Robert F. Wagner who at the time was the City of New York's Commissioner of Housing made a statement that the Collyer Home was unsafe and a menace to life and property in the neighborhood and would be demolished. A year later it was torn down.
The Public Administrators office made burial arrangements and both Homer and Langley were buried in the family plot at Cypress Hills Cemetery on April 11th. Many of the Collyer relatives discovered by the press did little but filed claims against the estate but no great wealth would ever come from the brother's holdings. The surrogate court released the figures on the Collyer's wealth in 1949. The wealth was broken down into:
- Real estate: $60,000
- Sale of personnel property: $4000
- Savings: $2000
But claims buy the government would diminish these final numbers. There was 15,000 owed for estate taxes, and thousands owed in federal, state and city taxes. It is believed that of the forty claimants of the Collyer fortune that none of them ever received a penny of the brother's holdings.

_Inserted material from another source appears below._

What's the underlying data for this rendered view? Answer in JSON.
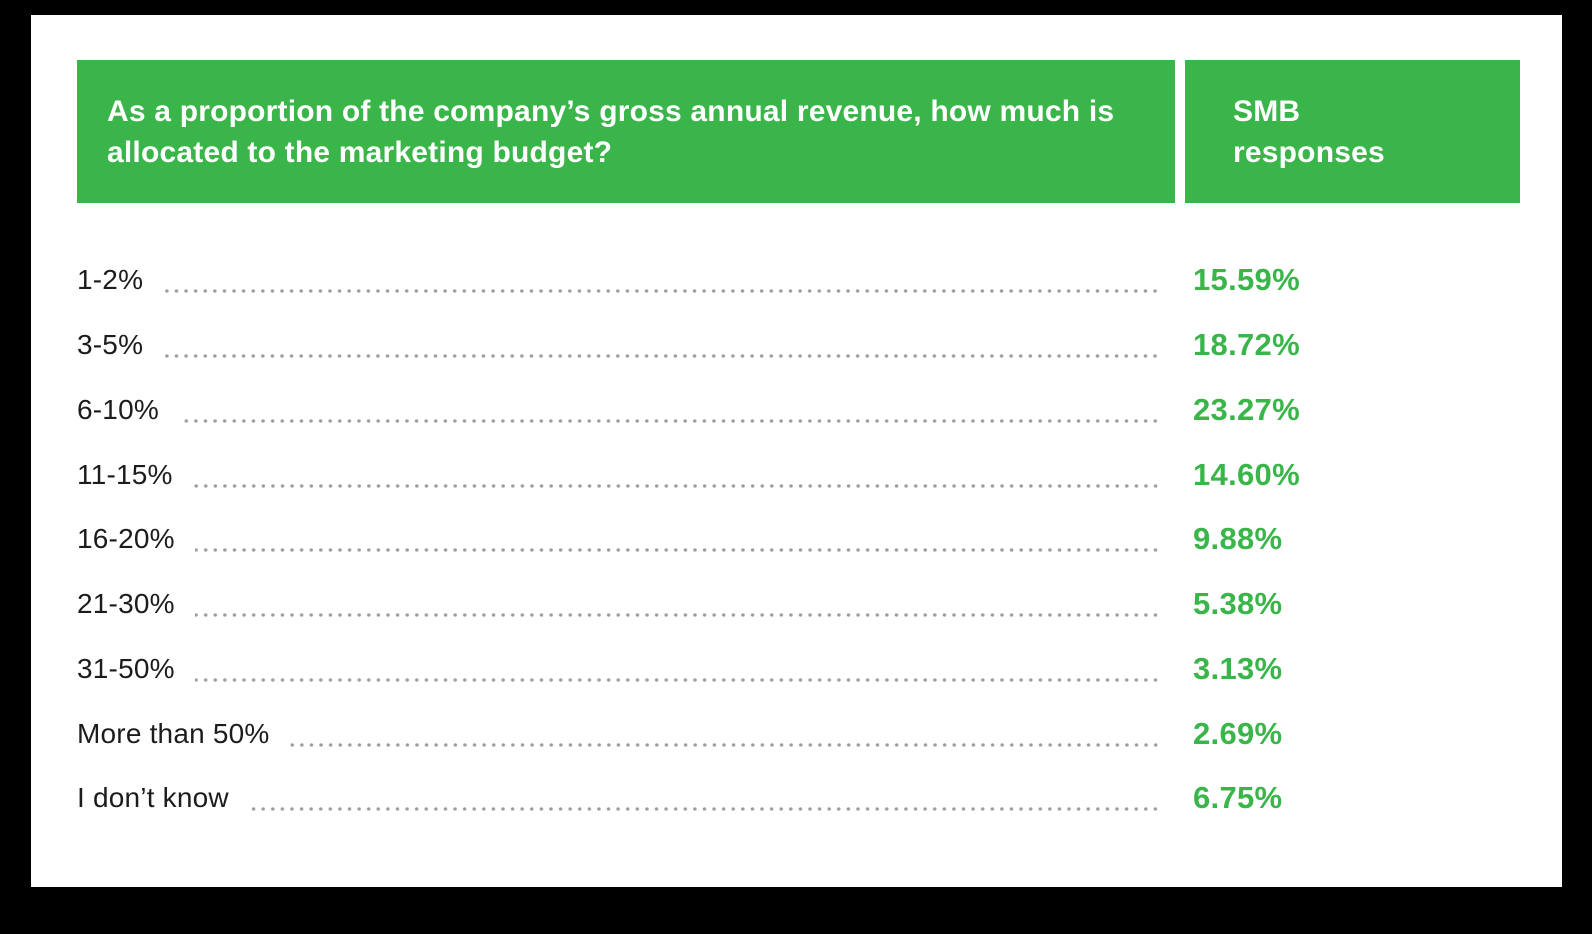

This is a partial list of the valuables removed from the Collyer home, they include:
- 136 tons of debris
- 14 Grand pianos
- 2 organs
- 1 clavichord
- Human medicine specimens (in glass jars)
- Model-T Ford chassis
- Approx 15,00 medical and engineering books
- 6 US flags
- 1 Union jack
- 1 x-ray machine
- 34 bank deposit books: balance $3007.18
- Baby carriages
- Plaster statues and chandeliers
- Gardner baskets and picture frames
- Old Christmas trees and press makers dummies
- Bundles of sheet music
- Newspapers: Langley collected every newspaper published in New York City since the years 1918. He did this in the hope that Homer would someday regain his sight. Langley once stated that he did that "so when Homer regains his sight he can catch up on the news".